Ceterum censeo systemd esse delendam.
(Score: 0) by Anonymous Coward on Sunday December 03 2017, @05:10AM
You say it as if it were a bad thing.
(Score: 2) by Thexalon on Monday December 04 2017, @09:43PM
That's news to everyone who's ever actually worked with the homeless. Or even knows anyone who was or is homeless. Some are drunks and druggies, but quite a few aren't, and are instead ordinary people down on their luck. For example, one very good friend of mine lived out of her car in a Walmart parking lot for several months until somebody took pity on her and took her in - not an addict, not mentally ill, just someone with abusive parents and an abusive boyfriend and nowhere else to go.
And you might be thinking "But the government has programs that prevent that. You have Section 8, public housing, that sort of thing, right?" And you're right, those programs exist, and the homeless are better off because they exist. Where you're wrong is in thinking that they cover everybody. A common scenario: Somebody is qualified for assistance, fills out the forms, but in between sending in the forms and getting the voucher back they lose their home. So now they're homeless, and they can't get the letter with the voucher in it that would give them a home back. That kind of scenario means that government assistance does a lot more to appear like it's fixing the problem then actually fixing the problem.
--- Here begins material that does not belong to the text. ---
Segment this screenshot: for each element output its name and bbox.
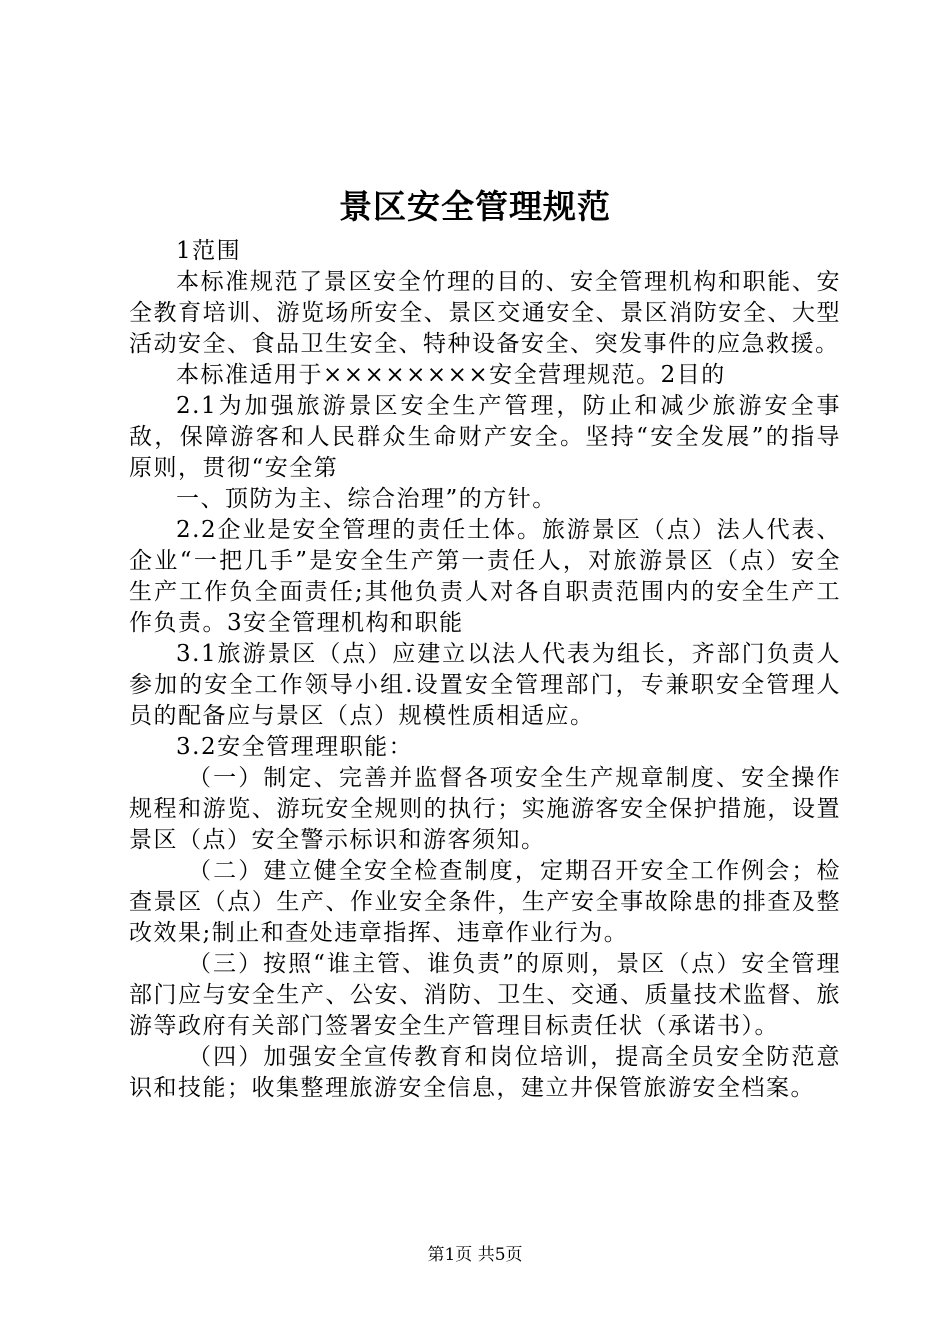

As for homeless shelters, the really big problem with most shelters is that they typically refuse to house men and teenage boys with women and children, which means that going into a shelter frequently involves splitting up the family with no guarantee that they'll ever see each other again, and not infrequently leaving the teenage boys without a parent around. That's changing somewhat, because the shelter organizations recognize the problem, but still an issue.
The only thing that stops a bad guy with a compiler is a good guy with a compiler.
(Score: 2) by RamiK on Sunday December 03 2017, @12:57PM
Sorry but your education on agriculture is off by a few centuries: https://en.wikipedia.org/wiki/Three-field_system [wikipedia.org]
Similar to your description, from early Mesopotamia until the dusk of Rome you had the Two-field system where you planted once a year. But from around 800ad Europeans were planting twice to three times a year.